Seit 18. Januar heißt die kleine Eisbärin auch offiziell Flocke. Mehr als ein Dutzend Kamerateams drängen sich im Sitzungssaal des Rathauses, als Oberbürgermeister Ulrich Maly (SPD) den Namen verkündet. "Flocke entwickelt sich mehr und mehr zum kleinen Racker", berichtet der Tierarzt eine Woche später. "Auf unserer Waage hat sie so gezappelt, dass es unmöglich war, ihr Gewicht abzulesen." Die kleine Eisbärin wird immer aktiver, macht erste Stehversuche, schreit laut, wenn sie Hunger hat.
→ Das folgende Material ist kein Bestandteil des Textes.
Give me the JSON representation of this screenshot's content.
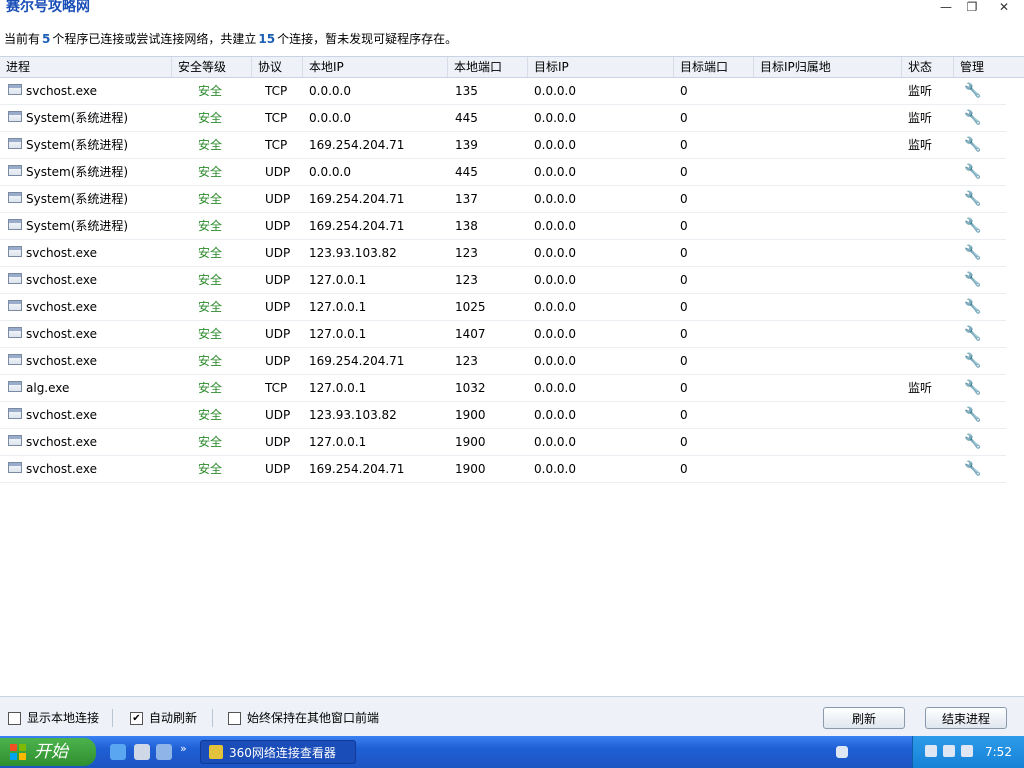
{
  "window": {
    "title": "赛尔号攻略网",
    "controls": {
      "minimize": "—",
      "restore": "❐",
      "close": "✕"
    }
  },
  "summary": {
    "prefix": "当前有",
    "program_count": "5",
    "middle": "个程序已连接或尝试连接网络，共建立",
    "connection_count": "15",
    "suffix": "个连接，暂未发现可疑程序存在。"
  },
  "columns": [
    "进程",
    "安全等级",
    "协议",
    "本地IP",
    "本地端口",
    "目标IP",
    "目标端口",
    "目标IP归属地",
    "状态",
    "管理"
  ],
  "rows": [
    {
      "process": "svchost.exe",
      "safety": "安全",
      "protocol": "TCP",
      "local_ip": "0.0.0.0",
      "local_port": "135",
      "remote_ip": "0.0.0.0",
      "remote_port": "0",
      "location": "",
      "status": "监听"
    },
    {
      "process": "System(系统进程)",
      "safety": "安全",
      "protocol": "TCP",
      "local_ip": "0.0.0.0",
      "local_port": "445",
      "remote_ip": "0.0.0.0",
      "remote_port": "0",
      "location": "",
      "status": "监听"
    },
    {
      "process": "System(系统进程)",
      "safety": "安全",
      "protocol": "TCP",
      "local_ip": "169.254.204.71",
      "local_port": "139",
      "remote_ip": "0.0.0.0",
      "remote_port": "0",
      "location": "",
      "status": "监听"
    },
    {
      "process": "System(系统进程)",
      "safety": "安全",
      "protocol": "UDP",
      "local_ip": "0.0.0.0",
      "local_port": "445",
      "remote_ip": "0.0.0.0",
      "remote_port": "0",
      "location": "",
      "status": ""
    },
    {
      "process": "System(系统进程)",
      "safety": "安全",
      "protocol": "UDP",
      "local_ip": "169.254.204.71",
      "local_port": "137",
      "remote_ip": "0.0.0.0",
      "remote_port": "0",
      "location": "",
      "status": ""
    },
    {
      "process": "System(系统进程)",
      "safety": "安全",
      "protocol": "UDP",
      "local_ip": "169.254.204.71",
      "local_port": "138",
      "remote_ip": "0.0.0.0",
      "remote_port": "0",
      "location": "",
      "status": ""
    },
    {
      "process": "svchost.exe",
      "safety": "安全",
      "protocol": "UDP",
      "local_ip": "123.93.103.82",
      "local_port": "123",
      "remote_ip": "0.0.0.0",
      "remote_port": "0",
      "location": "",
      "status": ""
    },
    {
      "process": "svchost.exe",
      "safety": "安全",
      "protocol": "UDP",
      "local_ip": "127.0.0.1",
      "local_port": "123",
      "remote_ip": "0.0.0.0",
      "remote_port": "0",
      "location": "",
      "status": ""
    },
    {
      "process": "svchost.exe",
      "safety": "安全",
      "protocol": "UDP",
      "local_ip": "127.0.0.1",
      "local_port": "1025",
      "remote_ip": "0.0.0.0",
      "remote_port": "0",
      "location": "",
      "status": ""
    },
    {
      "process": "svchost.exe",
      "safety": "安全",
      "protocol": "UDP",
      "local_ip": "127.0.0.1",
      "local_port": "1407",
      "remote_ip": "0.0.0.0",
      "remote_port": "0",
      "location": "",
      "status": ""
    },
    {
      "process": "svchost.exe",
      "safety": "安全",
      "protocol": "UDP",
      "local_ip": "169.254.204.71",
      "local_port": "123",
      "remote_ip": "0.0.0.0",
      "remote_port": "0",
      "location": "",
      "status": ""
    },
    {
      "process": "alg.exe",
      "safety": "安全",
      "protocol": "TCP",
      "local_ip": "127.0.0.1",
      "local_port": "1032",
      "remote_ip": "0.0.0.0",
      "remote_port": "0",
      "location": "",
      "status": "监听"
    },
    {
      "process": "svchost.exe",
      "safety": "安全",
      "protocol": "UDP",
      "local_ip": "123.93.103.82",
      "local_port": "1900",
      "remote_ip": "0.0.0.0",
      "remote_port": "0",
      "location": "",
      "status": ""
    },
    {
      "process": "svchost.exe",
      "safety": "安全",
      "protocol": "UDP",
      "local_ip": "127.0.0.1",
      "local_port": "1900",
      "remote_ip": "0.0.0.0",
      "remote_port": "0",
      "location": "",
      "status": ""
    },
    {
      "process": "svchost.exe",
      "safety": "安全",
      "protocol": "UDP",
      "local_ip": "169.254.204.71",
      "local_port": "1900",
      "remote_ip": "0.0.0.0",
      "remote_port": "0",
      "location": "",
      "status": ""
    }
  ],
  "footer": {
    "show_local": {
      "label": "显示本地连接",
      "checked": false
    },
    "auto_refresh": {
      "label": "自动刷新",
      "checked": true
    },
    "always_on_top": {
      "label": "始终保持在其他窗口前端",
      "checked": false
    },
    "refresh_button": "刷新",
    "end_process_button": "结束进程"
  },
  "taskbar": {
    "start_label": "开始",
    "task_label": "360网络连接查看器",
    "clock": "7:52"
  },
  "colors": {
    "safe": "#2e8b2e",
    "accent": "#1a5fb4",
    "taskbar": "#1f5fd4",
    "start": "#3a9e3a"
  },
  "icons": {
    "manage": "wrench-icon",
    "process": "window-icon"
  }
}
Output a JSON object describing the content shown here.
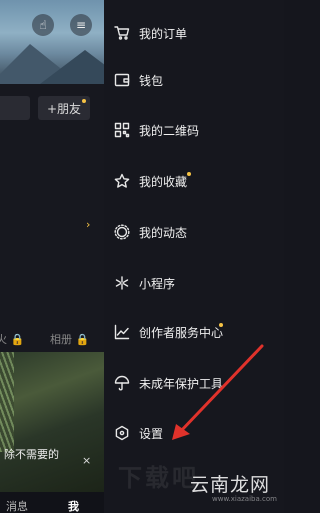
{
  "left_page": {
    "add_friend_label": "+朋友",
    "lock_tab_1": "火 🔒",
    "lock_tab_2": "相册 🔒",
    "toast_line_1": "除不需要的",
    "toast_line_2": "",
    "nav_messages": "消息",
    "nav_me": "我",
    "close_glyph": "×",
    "chevron": "›"
  },
  "drawer": {
    "items": [
      {
        "label": "我的订单",
        "icon": "cart-icon",
        "dot": false
      },
      {
        "label": "钱包",
        "icon": "wallet-icon",
        "dot": false
      },
      {
        "label": "我的二维码",
        "icon": "qr-code-icon",
        "dot": false
      },
      {
        "label": "我的收藏",
        "icon": "star-icon",
        "dot": true
      },
      {
        "label": "我的动态",
        "icon": "sun-icon",
        "dot": false
      },
      {
        "label": "小程序",
        "icon": "asterisk-icon",
        "dot": false
      },
      {
        "label": "创作者服务中心",
        "icon": "chart-line-icon",
        "dot": true
      },
      {
        "label": "未成年保护工具",
        "icon": "umbrella-icon",
        "dot": false
      },
      {
        "label": "设置",
        "icon": "hexagon-settings-icon",
        "dot": false
      }
    ]
  },
  "annotation": {
    "arrow_color": "#e0322b"
  },
  "watermark": {
    "brand": "云南龙网",
    "url": "www.xiazaiba.com"
  },
  "colors": {
    "accent_dot": "#f5c245",
    "background": "#16171e"
  }
}
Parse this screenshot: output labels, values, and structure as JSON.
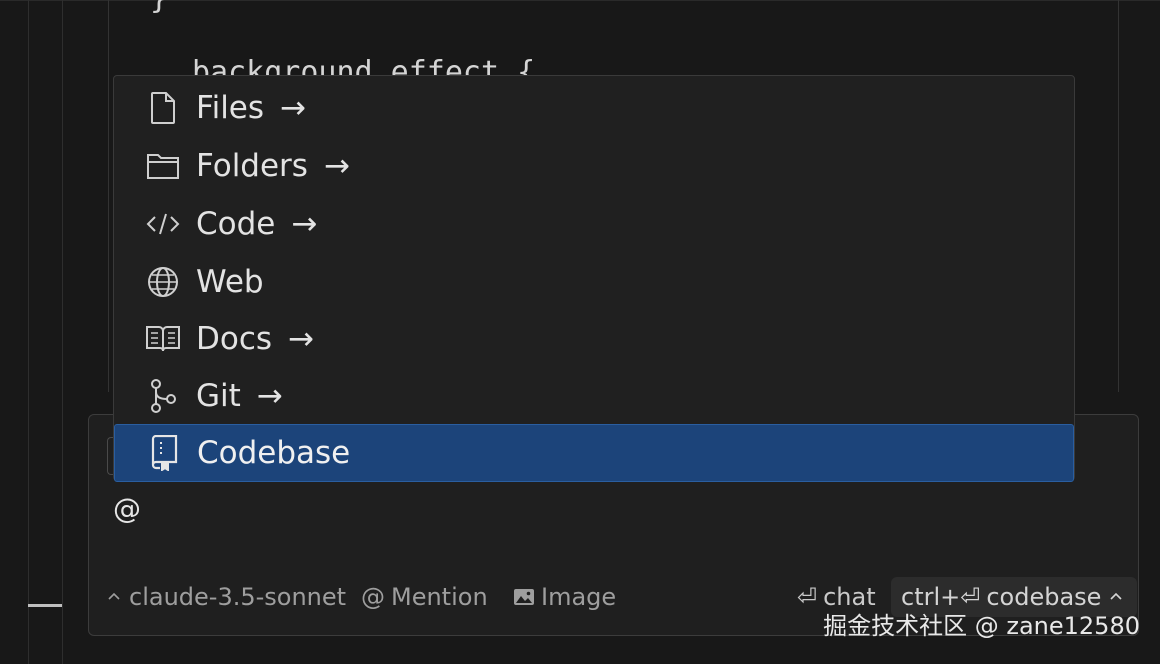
{
  "editor": {
    "code_line_top": "}",
    "code_line_partial": "background_effect {"
  },
  "menu": {
    "items": [
      {
        "label": "Files",
        "icon": "file-icon",
        "has_arrow": true,
        "arrow": "→"
      },
      {
        "label": "Folders",
        "icon": "folder-icon",
        "has_arrow": true,
        "arrow": "→"
      },
      {
        "label": "Code",
        "icon": "code-icon",
        "has_arrow": true,
        "arrow": "→"
      },
      {
        "label": "Web",
        "icon": "globe-icon",
        "has_arrow": false,
        "arrow": ""
      },
      {
        "label": "Docs",
        "icon": "book-icon",
        "has_arrow": true,
        "arrow": "→"
      },
      {
        "label": "Git",
        "icon": "git-branch-icon",
        "has_arrow": true,
        "arrow": "→"
      },
      {
        "label": "Codebase",
        "icon": "repo-icon",
        "has_arrow": false,
        "arrow": "",
        "selected": true
      }
    ]
  },
  "chat": {
    "input_value": "@",
    "model_chevron": "^",
    "model": "claude-3.5-sonnet",
    "mention_symbol": "@",
    "mention_label": "Mention",
    "image_label": "Image",
    "chat_key": "⏎",
    "chat_label": "chat",
    "codebase_key": "ctrl+⏎",
    "codebase_label": "codebase",
    "codebase_chevron": "^"
  },
  "watermark": "掘金技术社区 @ zane12580",
  "colors": {
    "background": "#181818",
    "menu_bg": "#202020",
    "selected_bg": "#1c447a",
    "text": "#e3e3e3",
    "muted": "#9e9e9e"
  }
}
Aber die meiste Zeit des Tages schläft sie.
Freigehege im April
Um ihrem wachsenden Bewegungsdrang gerecht werden zu können, wird der Raum mit Flockes Kiste in dieser Woche zu einer begehbaren Box umgebaut. Die Pfleger nennen sie "Kinderstube". Noch zwei Monate soll Flocke von den Tiergarten-Besuchern ferngehalten werden. Erst Anfang April darf sie ins Freigehege.
Interessanter als die Kanzlerin
Bis dahin müssen sich ihre Fans mit Bildern, Videos und schriftlichen Informationen begnügen. Die Suche nach dem Begriff Flocke bringt im Internet mittlerweile rund 700.000 Einträge - doppelt so viele wie beim Namen von Bundeskanzlerin Angela Merkel.